Whereas data used to be understood as structured, quantitative and categorical, developments in machine learning have made it possible to consider documents and collections of documents as data, providing context for the inferences drawn from those sources. But even with document or collection-level context, a fundamental principle behind critical data practices is still relevant: decisions about what becomes data and what does not empower some and disempower others. We add to this principle that making connections across datasets adds essential context for interpretation of data. Policy manuals from California law enforcement agencies are the basis of this case study, as they provide an ideal ground for using the affordances of AI to help us rethink the design of information retrieval systems. State legislation requires the policy manuals to be shared publicly to encourage “meaningful public input” on policy. And yet, the documents themselves are written to reduce the legal liability of law enforcement rather than enhance public understanding of law enforcement policies.

Project Members

Project Team

Nicole Coleman

Digital Research Architect, Stanford University Libraries

Giovanna Ceserani

Professor of Classics, and CESTA Faculty Director

Jiaju Liu

Undergraduate Researcher - Summer, 2024

Designing Pluralistic Data Structures for Mapping Military Equipment in Policing

Jiaju Liu

Over the summer, I worked with Jorge Gonzalez–another People’s Data intern–to build a knowledge graph of military equipment owned by California law enforcement agencies (LEAs). First, we aggregated data from LEA-owned equipment inventories gathered by previous interns into a central tabular database. Identifying and matching identical equipment across LEAs, a process called deduplication, is crucial for making a dataset capable of facilitating comparative analysis. Since the equipment’s name isn’t as important to civilians as its capabilities, we researched each piece of equipment’s capabilities and used this information for deduplication.

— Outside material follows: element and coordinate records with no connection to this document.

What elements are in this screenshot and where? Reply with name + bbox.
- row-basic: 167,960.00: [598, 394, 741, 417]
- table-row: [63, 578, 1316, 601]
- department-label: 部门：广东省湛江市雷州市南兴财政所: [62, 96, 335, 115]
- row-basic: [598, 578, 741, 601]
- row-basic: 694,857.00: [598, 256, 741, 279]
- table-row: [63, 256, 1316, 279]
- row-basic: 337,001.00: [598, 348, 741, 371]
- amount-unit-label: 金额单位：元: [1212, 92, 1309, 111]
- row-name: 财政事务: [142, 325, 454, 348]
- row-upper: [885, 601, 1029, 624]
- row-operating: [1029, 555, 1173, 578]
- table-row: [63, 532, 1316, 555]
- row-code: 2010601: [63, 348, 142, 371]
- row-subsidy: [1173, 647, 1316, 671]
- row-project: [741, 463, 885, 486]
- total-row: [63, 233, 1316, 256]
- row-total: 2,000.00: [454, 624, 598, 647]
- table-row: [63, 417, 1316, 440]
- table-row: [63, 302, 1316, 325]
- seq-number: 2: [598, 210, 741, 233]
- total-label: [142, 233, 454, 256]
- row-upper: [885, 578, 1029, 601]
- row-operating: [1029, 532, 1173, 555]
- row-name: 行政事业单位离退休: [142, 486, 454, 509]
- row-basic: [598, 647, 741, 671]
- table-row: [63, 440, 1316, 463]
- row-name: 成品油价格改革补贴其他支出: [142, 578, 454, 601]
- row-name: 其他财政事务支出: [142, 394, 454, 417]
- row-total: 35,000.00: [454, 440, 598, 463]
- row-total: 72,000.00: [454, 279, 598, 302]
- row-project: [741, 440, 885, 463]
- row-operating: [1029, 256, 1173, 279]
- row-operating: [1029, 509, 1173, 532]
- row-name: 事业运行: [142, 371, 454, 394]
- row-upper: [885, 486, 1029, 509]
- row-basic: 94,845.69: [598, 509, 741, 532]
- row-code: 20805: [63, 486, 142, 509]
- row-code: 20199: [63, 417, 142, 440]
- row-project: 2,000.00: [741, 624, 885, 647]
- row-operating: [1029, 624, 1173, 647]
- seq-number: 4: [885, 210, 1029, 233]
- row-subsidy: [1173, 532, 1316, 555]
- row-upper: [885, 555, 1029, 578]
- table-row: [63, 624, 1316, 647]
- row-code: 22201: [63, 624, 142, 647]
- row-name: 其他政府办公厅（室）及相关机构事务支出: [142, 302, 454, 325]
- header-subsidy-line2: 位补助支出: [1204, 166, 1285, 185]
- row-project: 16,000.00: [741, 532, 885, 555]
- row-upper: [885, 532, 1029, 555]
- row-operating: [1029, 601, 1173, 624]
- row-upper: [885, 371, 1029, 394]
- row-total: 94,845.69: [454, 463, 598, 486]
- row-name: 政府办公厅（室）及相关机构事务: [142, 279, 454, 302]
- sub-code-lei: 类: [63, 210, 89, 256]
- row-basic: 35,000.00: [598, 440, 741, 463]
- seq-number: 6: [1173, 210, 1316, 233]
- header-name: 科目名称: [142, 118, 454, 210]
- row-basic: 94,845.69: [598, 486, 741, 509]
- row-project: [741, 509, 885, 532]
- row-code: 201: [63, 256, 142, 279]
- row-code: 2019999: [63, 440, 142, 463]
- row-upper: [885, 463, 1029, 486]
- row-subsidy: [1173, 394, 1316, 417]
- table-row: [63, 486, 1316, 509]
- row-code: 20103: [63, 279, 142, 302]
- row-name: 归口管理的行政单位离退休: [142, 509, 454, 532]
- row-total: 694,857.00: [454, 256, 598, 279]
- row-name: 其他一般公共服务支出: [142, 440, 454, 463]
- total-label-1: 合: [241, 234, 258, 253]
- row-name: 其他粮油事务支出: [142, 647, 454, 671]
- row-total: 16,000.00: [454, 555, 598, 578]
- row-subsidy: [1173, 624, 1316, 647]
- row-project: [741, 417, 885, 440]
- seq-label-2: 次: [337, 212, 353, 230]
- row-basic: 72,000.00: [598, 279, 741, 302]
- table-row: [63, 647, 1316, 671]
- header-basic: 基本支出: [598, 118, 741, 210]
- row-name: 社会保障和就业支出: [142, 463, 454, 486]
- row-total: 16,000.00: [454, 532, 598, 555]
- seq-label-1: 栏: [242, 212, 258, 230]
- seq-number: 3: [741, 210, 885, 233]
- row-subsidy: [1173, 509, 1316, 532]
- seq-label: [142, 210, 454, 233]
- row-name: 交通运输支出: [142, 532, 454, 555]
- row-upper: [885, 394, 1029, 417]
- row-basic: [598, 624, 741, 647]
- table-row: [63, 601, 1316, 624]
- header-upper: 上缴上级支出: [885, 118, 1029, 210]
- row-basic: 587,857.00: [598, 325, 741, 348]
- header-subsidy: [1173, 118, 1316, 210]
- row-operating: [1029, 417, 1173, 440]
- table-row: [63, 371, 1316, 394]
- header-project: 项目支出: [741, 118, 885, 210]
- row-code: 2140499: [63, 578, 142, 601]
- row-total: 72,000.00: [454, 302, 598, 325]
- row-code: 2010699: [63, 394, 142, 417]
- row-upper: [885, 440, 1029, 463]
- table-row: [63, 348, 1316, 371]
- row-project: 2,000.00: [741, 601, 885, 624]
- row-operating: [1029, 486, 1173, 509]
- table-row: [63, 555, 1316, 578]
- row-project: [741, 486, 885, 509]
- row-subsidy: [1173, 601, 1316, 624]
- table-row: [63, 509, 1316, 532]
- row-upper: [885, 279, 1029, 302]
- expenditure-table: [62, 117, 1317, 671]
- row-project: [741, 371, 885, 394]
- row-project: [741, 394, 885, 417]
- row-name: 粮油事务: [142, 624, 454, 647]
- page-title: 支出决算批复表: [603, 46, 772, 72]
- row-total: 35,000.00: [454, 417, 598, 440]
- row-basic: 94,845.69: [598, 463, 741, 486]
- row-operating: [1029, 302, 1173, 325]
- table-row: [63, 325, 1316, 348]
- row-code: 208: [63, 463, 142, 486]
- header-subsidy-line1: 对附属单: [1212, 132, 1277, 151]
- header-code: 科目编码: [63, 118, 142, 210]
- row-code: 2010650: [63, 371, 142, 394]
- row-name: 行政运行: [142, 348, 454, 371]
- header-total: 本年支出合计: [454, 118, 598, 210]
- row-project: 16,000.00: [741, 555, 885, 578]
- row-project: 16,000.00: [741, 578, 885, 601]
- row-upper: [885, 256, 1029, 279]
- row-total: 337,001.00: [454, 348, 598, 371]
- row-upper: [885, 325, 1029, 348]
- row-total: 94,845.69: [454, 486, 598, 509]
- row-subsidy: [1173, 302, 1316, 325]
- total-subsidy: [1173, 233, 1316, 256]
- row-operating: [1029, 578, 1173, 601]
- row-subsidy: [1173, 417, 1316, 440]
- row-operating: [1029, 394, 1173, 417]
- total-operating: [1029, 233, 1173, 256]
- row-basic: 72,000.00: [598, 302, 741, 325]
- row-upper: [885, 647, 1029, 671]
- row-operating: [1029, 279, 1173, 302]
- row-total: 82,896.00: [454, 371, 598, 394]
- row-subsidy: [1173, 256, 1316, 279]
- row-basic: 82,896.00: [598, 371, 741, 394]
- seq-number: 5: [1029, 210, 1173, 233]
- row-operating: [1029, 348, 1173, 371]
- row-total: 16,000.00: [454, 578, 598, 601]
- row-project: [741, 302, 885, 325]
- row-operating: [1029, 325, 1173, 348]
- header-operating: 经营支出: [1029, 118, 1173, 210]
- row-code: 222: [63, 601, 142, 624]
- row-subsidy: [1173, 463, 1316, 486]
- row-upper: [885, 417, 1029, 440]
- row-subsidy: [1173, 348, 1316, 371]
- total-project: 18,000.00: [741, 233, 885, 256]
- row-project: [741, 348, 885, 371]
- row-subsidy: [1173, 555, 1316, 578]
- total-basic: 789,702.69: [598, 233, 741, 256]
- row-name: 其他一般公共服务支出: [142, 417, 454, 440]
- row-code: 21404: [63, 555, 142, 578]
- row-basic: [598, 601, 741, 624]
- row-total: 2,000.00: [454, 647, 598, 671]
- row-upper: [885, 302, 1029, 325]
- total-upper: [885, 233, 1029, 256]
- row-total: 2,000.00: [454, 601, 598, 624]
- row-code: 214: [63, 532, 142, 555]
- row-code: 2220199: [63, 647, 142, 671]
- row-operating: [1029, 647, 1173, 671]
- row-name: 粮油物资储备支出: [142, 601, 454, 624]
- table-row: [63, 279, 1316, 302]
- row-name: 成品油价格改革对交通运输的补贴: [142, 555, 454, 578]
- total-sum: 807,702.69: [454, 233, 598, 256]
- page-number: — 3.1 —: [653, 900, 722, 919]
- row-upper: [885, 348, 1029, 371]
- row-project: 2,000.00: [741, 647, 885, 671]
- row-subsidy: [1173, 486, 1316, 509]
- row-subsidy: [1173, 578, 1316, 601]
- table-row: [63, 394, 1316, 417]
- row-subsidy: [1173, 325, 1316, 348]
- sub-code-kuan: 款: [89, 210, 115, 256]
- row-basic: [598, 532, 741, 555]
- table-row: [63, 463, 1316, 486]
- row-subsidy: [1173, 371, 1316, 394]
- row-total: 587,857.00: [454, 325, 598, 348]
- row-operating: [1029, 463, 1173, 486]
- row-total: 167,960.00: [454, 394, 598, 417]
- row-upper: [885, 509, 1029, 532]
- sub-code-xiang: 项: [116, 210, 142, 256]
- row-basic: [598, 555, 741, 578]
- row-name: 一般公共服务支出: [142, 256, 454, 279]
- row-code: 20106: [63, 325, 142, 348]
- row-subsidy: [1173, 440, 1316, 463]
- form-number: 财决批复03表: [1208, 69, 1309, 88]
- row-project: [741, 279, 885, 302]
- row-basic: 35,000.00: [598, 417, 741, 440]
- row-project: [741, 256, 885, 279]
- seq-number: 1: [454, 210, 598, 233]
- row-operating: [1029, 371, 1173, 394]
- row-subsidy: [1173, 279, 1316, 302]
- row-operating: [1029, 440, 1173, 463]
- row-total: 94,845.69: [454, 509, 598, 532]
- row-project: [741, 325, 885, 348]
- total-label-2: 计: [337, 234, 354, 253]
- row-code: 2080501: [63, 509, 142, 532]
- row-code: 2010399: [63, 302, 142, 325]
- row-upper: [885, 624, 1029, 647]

With the tabular dataset constructed, we moved our work onto WikiData. Embedding knowledge in the graph was tricky as we needed to identify existing paradigms around similar military equipment that already existed in WikiData. Falling to align our terms with existing knowledge would lead to a siloed dataset that cannot take advantage of the knowledge that exists around it. Therefore, the conventions that emerged from previous WikiData contributors informed our translation protocol. We split the equipment in our dataset into categories and based each category’s data schema on existing entries for similar pieces of knowledge already embedded into WikiData.

Figure 1. A database entry in WikiData for “miniature UAV.”

In mid July, I brought our work to a convening on police militarization held by one of our partner organizations, the American Friends Service Committee. My goals were to understand where we stood in larger demilitarization efforts and present our research to attendees and understand how our work could aid their organizing efforts. Many attendees had been trying to understand the ways that equipment manufacturers and LEAs crafted rhetoric to improve their counter-rhetoric. My presentation garnered a surprising amount of interest for this reason and I am currently collaborating with community organizers to explore these questions.

Figure 2. A visualization of some of our data within WikiData.

Finally, I made a knowledge graph-informed natural language query system. We incorporated natural language processing tools because traditional knowledge graph querying techniques such as SQL have rigid structures. This makes them struggle with questions that address uncertainty such as “Does an item like the Colt M4 Carbine that Santa Clara’s Police Department owns exist in the database? If not, what is the most similar item?” These queries also generally work with single pieces of information, making their outputs highly dependent on single sources.

Figure 3. A diagram of the language model-based query system.

Our system uses a language model to synthesize graph information. Traversing this network to reach conclusions means aggregating information from interlinked sources. We hope that this hybrid graph structure, grounded in library practices and inspired by humanities theory, provides a wider set of perspectives for applications of AI to document collections.